Chapter 17. BerkeleyDB


Berkeley DB enables the development of custom data management solutions, without the overhead traditionally associated with such custom projects. Berkeley DB provides a collection of well-proven building-block technologies that can be configured to address any application need from the hand-held device to the datacenter, from a local storage solution to a world-wide distributed one, from kilobytes to petabytes.

 -- BerkeleyDB Homepage

The Oracle BerkeleyDB storage backend runs in the same JVM as Titan and provides local persistence on a single machine. Hence, the BerkeleyDB storage backend requires that all of the graph data fits on the local disk and all of the frequently accessed graph elements fit into main memory. This imposes a practical limitation of graphs with 10-100s million vertices on commodity hardware. However, for graphs of that size the BerkeleyDB storage backend exhibits high performance because all data can be accessed locally within the same JVM.

17.1. BerkeleyDB Setup

Since BerkeleyDB runs in the same JVM as Titan, connecting the two only requires a simple configuration and no additional setup:

TitanGraph g =
set("storage.backend", "berkeleyje").
set("", "/tmp/graph").

In the Gremlin shell, you can not define the type of the variables conf and g. Therefore, simply leave off the type declaration.

17.2. BerkeleyDB Specific Configuration

Refer to Chapter 12, Configuration Reference for a complete listing of all BerkeleyDB specific configuration options in addition to the general Titan configuration options.

When configuring BerkeleyDB it is recommended to consider the following BerkeleyDB specific configuration options:

  • transactions: Enables transactions and detects conflicting database operations. CAUTION: While disabling transactions can lead to better performance it can cause to inconsistencies and even corrupt the database if multiple Titan instances interact with the same instance of BerkeleyDB.
  • cache-percentage: The percentage of JVM heap space (configured via -Xmx) to be allocated to BerkeleyDB for its cache. Try to give BerkeleyDB as much space as possible without causing memory problems for Titan. For instance, if Titan only runs short transactions, use a value of 80 or higher.

17.3. Ideal Use Case

The BerkeleyDB storage backend is best suited for small to medium size graphs with up to 100 million vertices on commodity hardware. For graphs of that size, it will likely deliver higher performance than the distributed storage backends. Note, that BerkeleyDB is also limited in the number of concurrent requests it can handle efficiently because it runs on a single machine. Hence, it is not well suited for applications with many concurrent users mutating the graph, even if that graph is small to medium size.

Since BerkeleyDB runs in the same JVM as Titan, this storage backend is ideally suited for unit testing of application code using Titan.

Note, that BerkeleyDB has a more restrictive license than Titan.

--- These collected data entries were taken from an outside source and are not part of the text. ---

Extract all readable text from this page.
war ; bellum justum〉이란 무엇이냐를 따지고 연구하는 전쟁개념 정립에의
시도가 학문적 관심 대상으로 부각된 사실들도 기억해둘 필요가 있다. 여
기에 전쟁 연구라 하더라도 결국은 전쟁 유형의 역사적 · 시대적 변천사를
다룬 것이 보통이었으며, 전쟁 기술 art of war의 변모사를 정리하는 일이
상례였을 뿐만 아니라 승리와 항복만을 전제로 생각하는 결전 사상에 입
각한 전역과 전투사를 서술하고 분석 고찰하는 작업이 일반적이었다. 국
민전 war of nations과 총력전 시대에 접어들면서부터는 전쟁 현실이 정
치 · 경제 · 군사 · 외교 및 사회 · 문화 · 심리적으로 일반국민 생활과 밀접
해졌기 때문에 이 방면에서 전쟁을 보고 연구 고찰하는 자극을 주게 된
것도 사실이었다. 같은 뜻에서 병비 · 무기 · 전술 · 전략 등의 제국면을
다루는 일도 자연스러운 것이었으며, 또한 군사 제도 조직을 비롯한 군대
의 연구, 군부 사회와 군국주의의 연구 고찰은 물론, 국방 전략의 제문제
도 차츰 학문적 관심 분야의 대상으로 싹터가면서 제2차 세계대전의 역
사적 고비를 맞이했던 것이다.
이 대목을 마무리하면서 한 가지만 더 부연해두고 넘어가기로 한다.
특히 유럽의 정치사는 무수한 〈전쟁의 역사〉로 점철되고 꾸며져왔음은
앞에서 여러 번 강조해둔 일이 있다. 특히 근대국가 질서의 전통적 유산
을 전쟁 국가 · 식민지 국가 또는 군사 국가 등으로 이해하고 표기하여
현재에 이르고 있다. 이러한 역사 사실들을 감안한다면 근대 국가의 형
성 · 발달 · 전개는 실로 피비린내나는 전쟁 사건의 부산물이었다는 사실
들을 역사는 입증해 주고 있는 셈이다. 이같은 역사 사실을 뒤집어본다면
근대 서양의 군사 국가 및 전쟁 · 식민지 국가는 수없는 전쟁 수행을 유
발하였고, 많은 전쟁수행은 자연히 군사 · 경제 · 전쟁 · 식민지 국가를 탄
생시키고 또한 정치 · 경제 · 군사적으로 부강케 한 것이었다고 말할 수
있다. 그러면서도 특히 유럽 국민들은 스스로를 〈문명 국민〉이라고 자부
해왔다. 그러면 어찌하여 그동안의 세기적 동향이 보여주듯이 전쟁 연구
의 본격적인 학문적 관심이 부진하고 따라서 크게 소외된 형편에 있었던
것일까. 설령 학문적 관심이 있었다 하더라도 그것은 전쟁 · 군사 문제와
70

Please review BerkleyDB’s license to determine if it can accommodate your use case.

17.4. Global Graph Operations

Titan backed by BerkeleyDB supports global graph operations such as iterating over all vertices or edges. However, note that such operations need to scan the entire database which can require a significant amount of time for larger graphs.

In order to not run out of memory, it is advised to disable transactions (storage.transactions=false) when iterating over large graphs. Having transactions enabled requires BerkeleyDB to acquire read locks on the data it is reading. When iterating over the entire graph, these read locks can easily require more memory than is available.